J’inspire un bon coup, je prends mon élan. 
Je plonge !
“Deux enfants de six ans s’amusent en grimpant l’un derrière l’autre sur le terril surplombant leur village. Au premier coup d’œil, on pouvait se rendre compte que ces deux gamins n’était pas du même monde…”
Dès le début du roman je sais.
Je sais, que je vais prendre un réel plaisir…
Je sais, que je vais être emporté !
Mais ce que je ne savais pas, c’est qu’en plus d’un style d’écriture sensible et franc, Eric allait se jouer de moi, de rebondissements en rebondissements jusqu’à la dernière ligne et là, je tire mon chapeau sur ce final incroyable…
Excellent, suspense et retournements de situation, tout y passe. 
Qui est qui ? 
Pourquoi ?
Personnages borderlines,
Pédophilies,
Meurtres d’enfants…
Eric Dupuis nous fait aussi un portrait très pointu de la grisaille et de la misère sociale de sa région du “Nord-Pas-de-Calais”, le bassin minier, les corons, la fermeture des mines…
On sent un travail documenté et précis qui sonne très juste. 
Tout le roman tourne autour d’une histoire d’amitié entre des codes différents. 
Un riche et un pauvre. 
Jusqu’où seront-ils prêt à aller l’un et l’autre, pour éluder tous types de trahisons, ignorer la guerre entre les classes sociales afin de conserver une amitié qui défie toutes les règles. 

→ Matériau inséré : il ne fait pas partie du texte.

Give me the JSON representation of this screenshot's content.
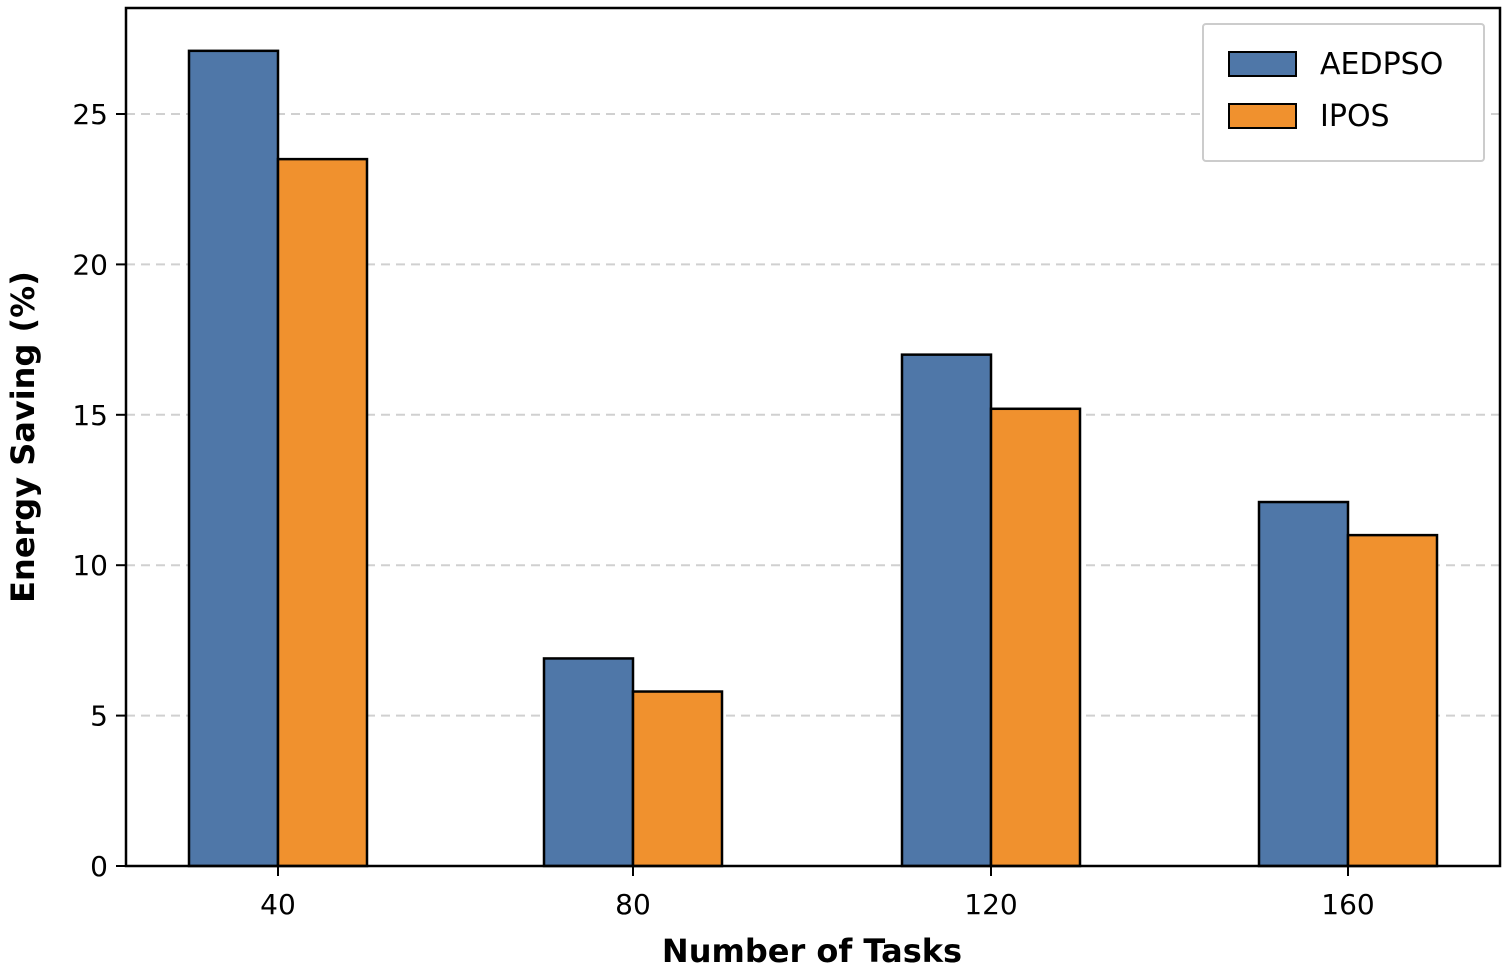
{
  "chart_data": {
    "type": "bar",
    "title": "",
    "xlabel": "Number of Tasks",
    "ylabel": "Energy Saving (%)",
    "categories": [
      "40",
      "80",
      "120",
      "160"
    ],
    "series": [
      {
        "name": "AEDPSO",
        "color": "#4f77a8",
        "values": [
          27.1,
          6.9,
          17.0,
          12.1
        ]
      },
      {
        "name": "IPOS",
        "color": "#f0912e",
        "values": [
          23.5,
          5.8,
          15.2,
          11.0
        ]
      }
    ],
    "yticks": [
      0,
      5,
      10,
      15,
      20,
      25
    ],
    "ylim": [
      0,
      28.5
    ],
    "grid": "horizontal dashed",
    "legend_position": "top-right"
  }
}
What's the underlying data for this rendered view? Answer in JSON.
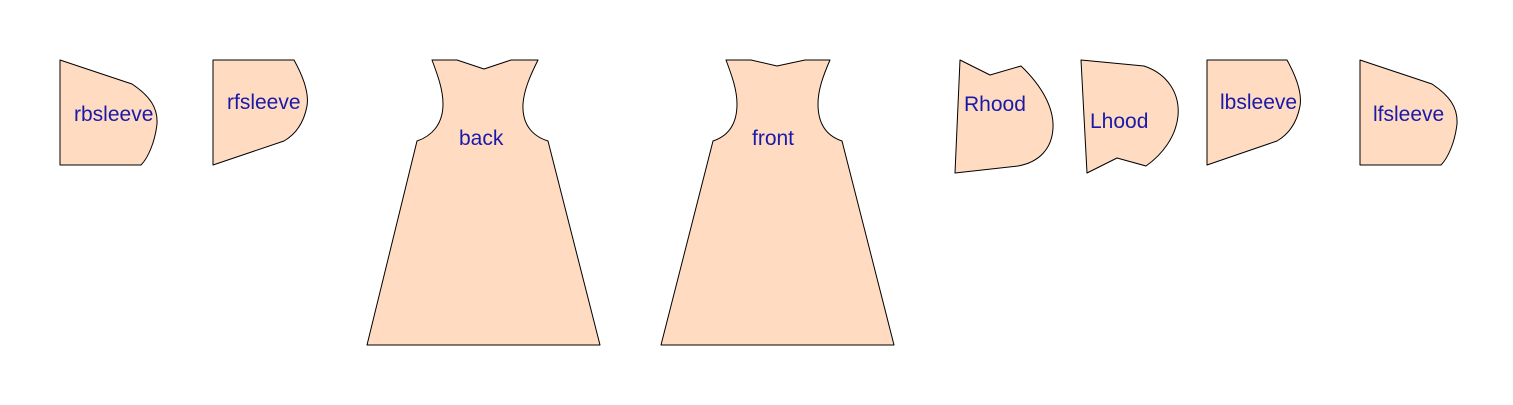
{
  "colors": {
    "piece_fill": "#ffdbc2",
    "piece_stroke": "#000000",
    "label_color": "#1a1aa8",
    "background": "#ffffff"
  },
  "pieces": {
    "rbsleeve": {
      "label": "rbsleeve"
    },
    "rfsleeve": {
      "label": "rfsleeve"
    },
    "back": {
      "label": "back"
    },
    "front": {
      "label": "front"
    },
    "rhood": {
      "label": "Rhood"
    },
    "lhood": {
      "label": "Lhood"
    },
    "lbsleeve": {
      "label": "lbsleeve"
    },
    "lfsleeve": {
      "label": "lfsleeve"
    }
  }
}
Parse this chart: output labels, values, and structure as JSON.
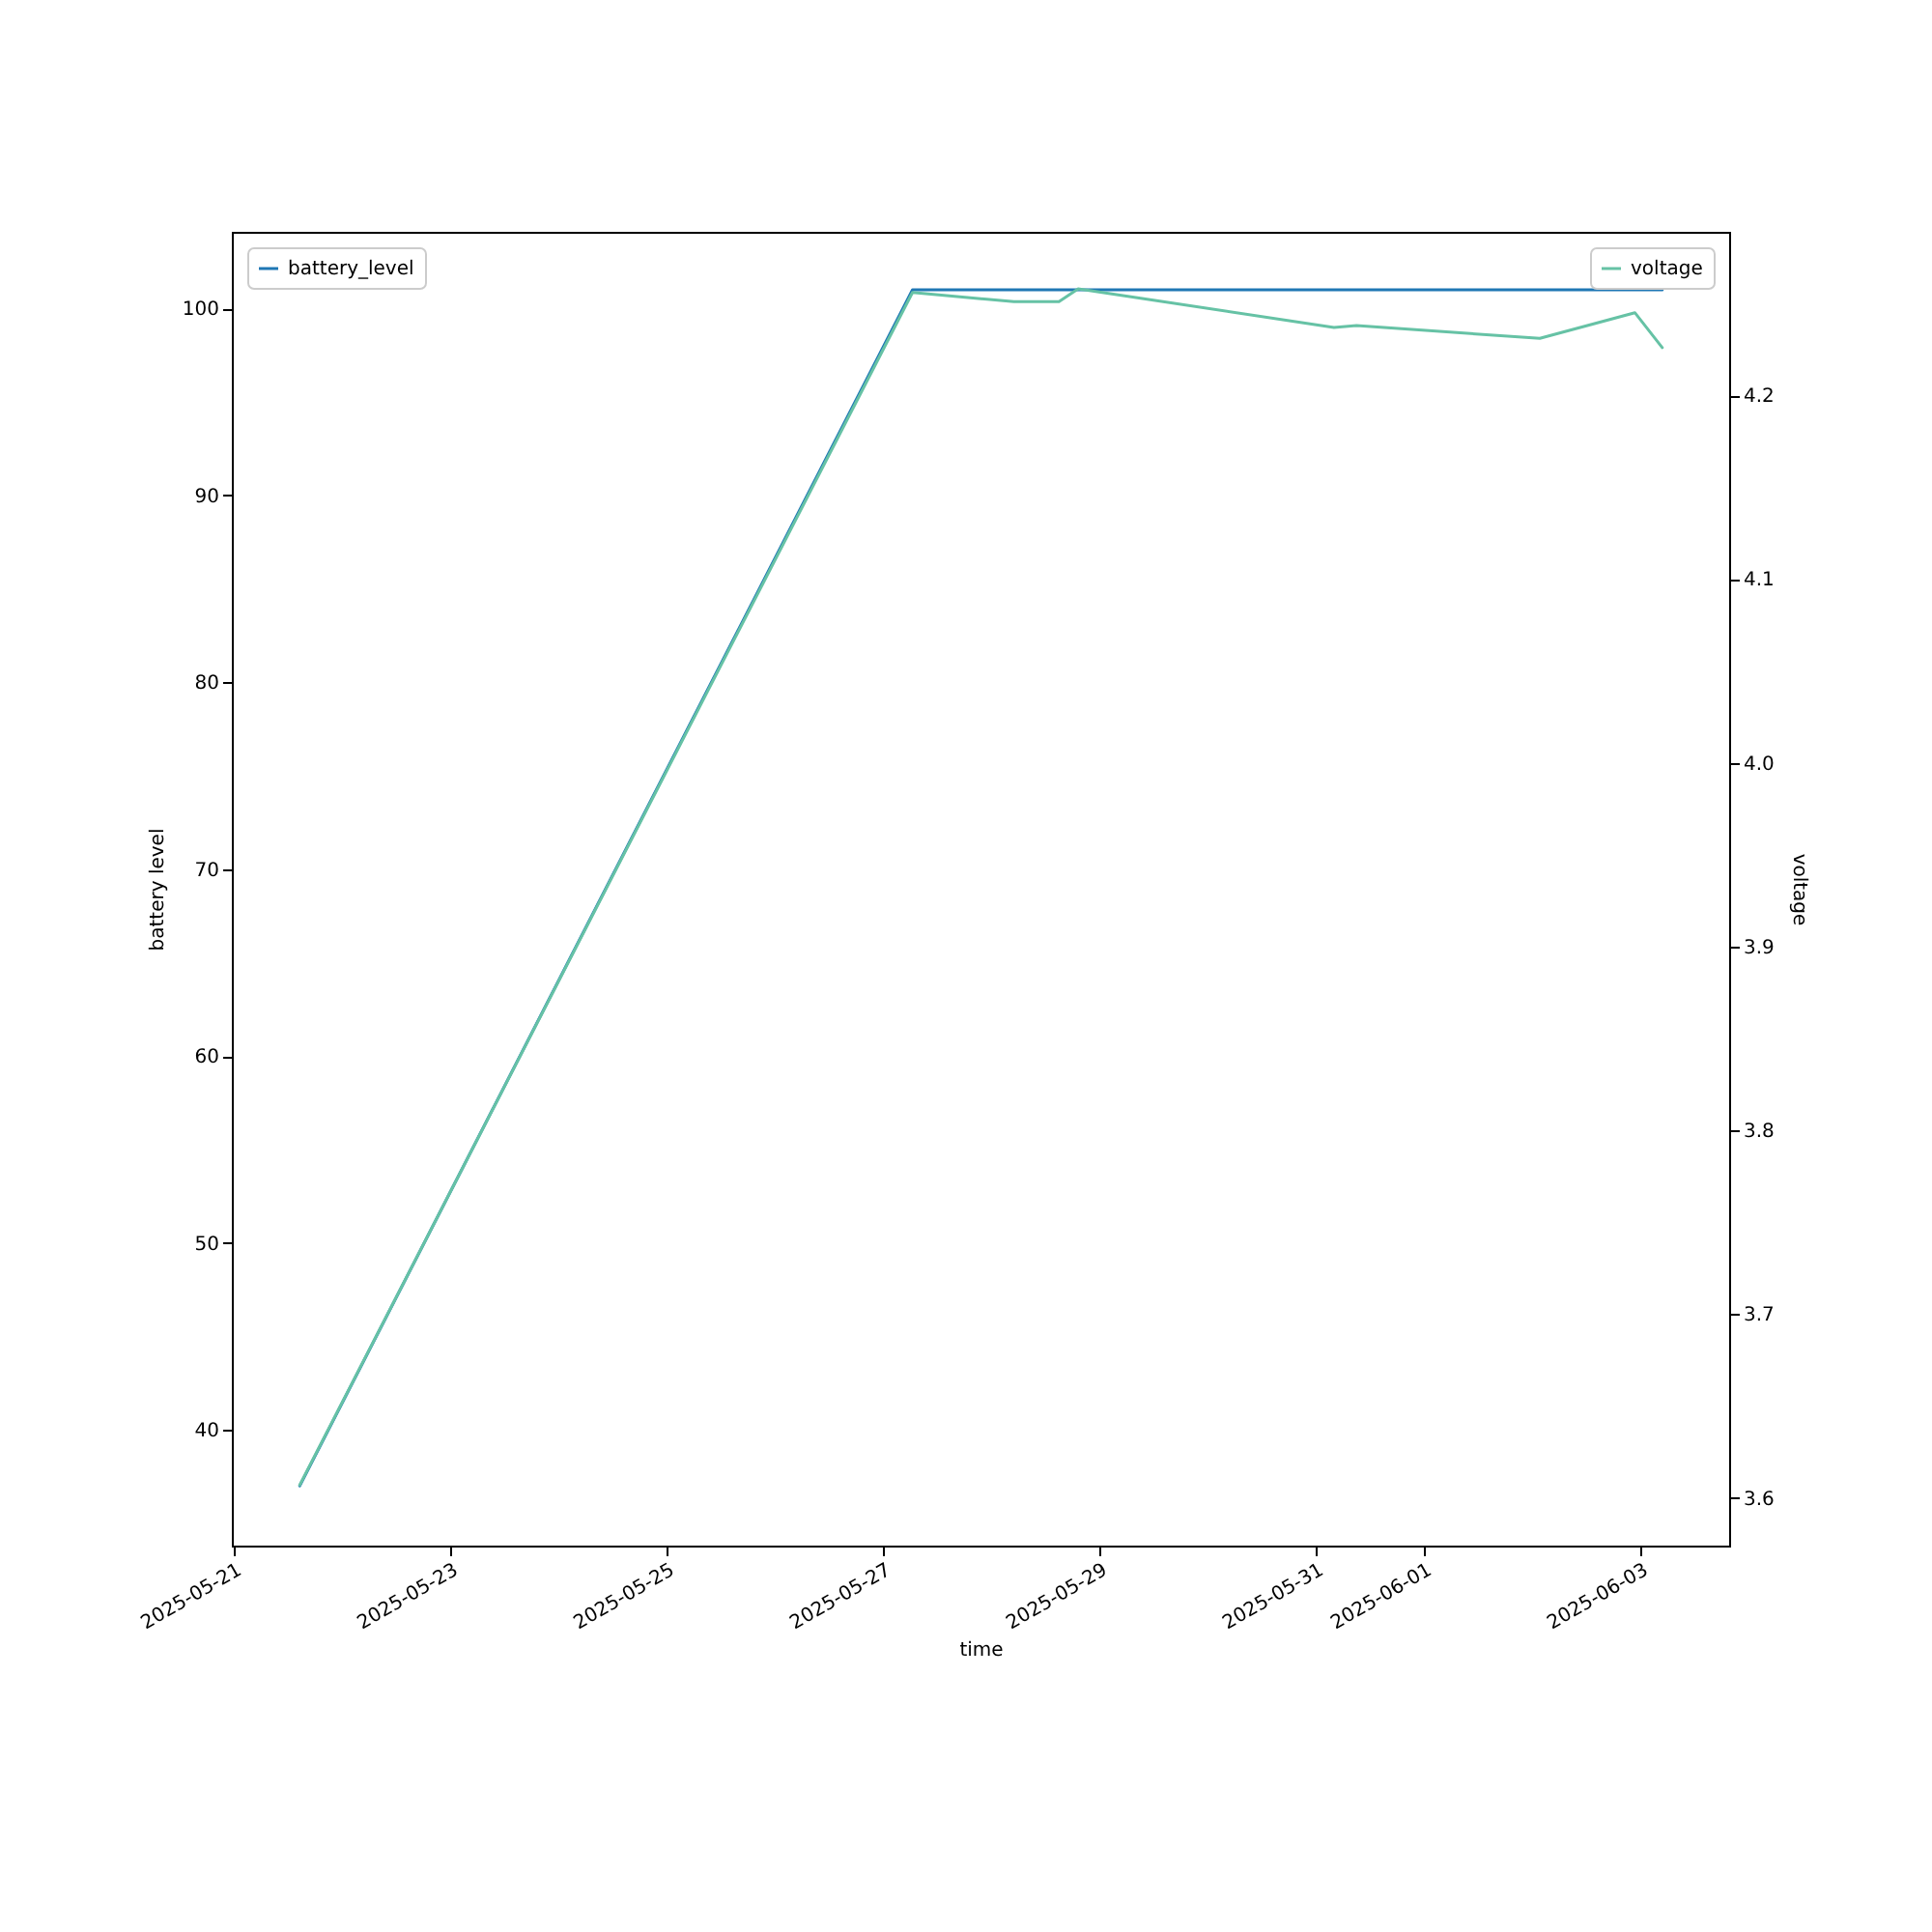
{
  "chart_data": {
    "type": "line",
    "xlabel": "time",
    "ylabel": "battery level",
    "y2label": "voltage",
    "xlim": [
      "2025-05-20T23:30",
      "2025-06-03T19:40"
    ],
    "xticks": [
      "2025-05-21",
      "2025-05-23",
      "2025-05-25",
      "2025-05-27",
      "2025-05-29",
      "2025-05-31",
      "2025-06-01",
      "2025-06-03"
    ],
    "ylim": [
      33.8,
      104.1
    ],
    "yticks": [
      40,
      50,
      60,
      70,
      80,
      90,
      100
    ],
    "y2lim": [
      3.574,
      4.289
    ],
    "y2ticks": [
      3.6,
      3.7,
      3.8,
      3.9,
      {
        "value": 4.0,
        "label": "4.0"
      },
      4.1,
      4.2
    ],
    "legend": "top",
    "grid": false,
    "series": [
      {
        "name": "battery_level",
        "color": "#1f77b4",
        "x": [
          "2025-05-21T14:34",
          "2025-05-27T06:30",
          "2025-06-03T04:50"
        ],
        "values": [
          37,
          101,
          101
        ]
      },
      {
        "name": "voltage",
        "color": "#66c2a5",
        "axis": "y2",
        "x": [
          "2025-05-21T14:34",
          "2025-05-27T06:30",
          "2025-05-28T05:00",
          "2025-05-28T15:00",
          "2025-05-28T19:15",
          "2025-05-31T04:00",
          "2025-05-31T09:00",
          "2025-06-02T01:40",
          "2025-06-02T22:45",
          "2025-06-03T04:50"
        ],
        "values": [
          3.607,
          4.256,
          4.251,
          4.251,
          4.258,
          4.237,
          4.238,
          4.231,
          4.245,
          4.226
        ]
      }
    ]
  }
}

Avec ce roman, le premier que je lis de l’auteur, Eric Dupuis confirme encore une fois que le fait de travailler dans la Police n’empêche pas de pouvoir être un très bon auteur…
Merci Eric pour ce grand plaisir de lecture !
Je vous le conseille vivement !

7. Heimaey de Ian Manook 

Quand Jacques Soulniz embarque sa fille Rebecca à la découverte de l’Islande, c’est pour renouer avec elle, pas avec son passé de routard. Mais dès leur arrivée à l’aéroport de Keflavik, la trop belle mécanique des retrouvailles s’enraye. Mots anonymes sur le pare-brise de leur voiture, étrange présence d’un homme dans leur sillage, et ce vieux coupé SAAB qui les file à travers déserts de cendre et champs de lave… jusqu’à la disparition de Rebecca. Il devient dès lors impossible pour Soulniz de ne pas plonger dans ses souvenirs, lorsque, en juin 1973, il débarquait avec une bande de copains sur l’île d’Heimaey, terre de feu au milieu de l’océan.
Un trip initiatique trop vite enterré, des passions oubliées qui déchaînent des rancoeurs inattendues, et un flic passionné de folklore islandais aux prises avec la mafia lituanienne : après l’inoubliable Mongolie de sa trilogie Yeruldelgger et le Brésil moite et étouffant de Mato Grosso, Ian Manook, écrivain nomade, nous fait découvrir une Islande lumineuse, à rebours des clichés, qui rend plus noire encore la tension qu’en maître du suspense il y distille.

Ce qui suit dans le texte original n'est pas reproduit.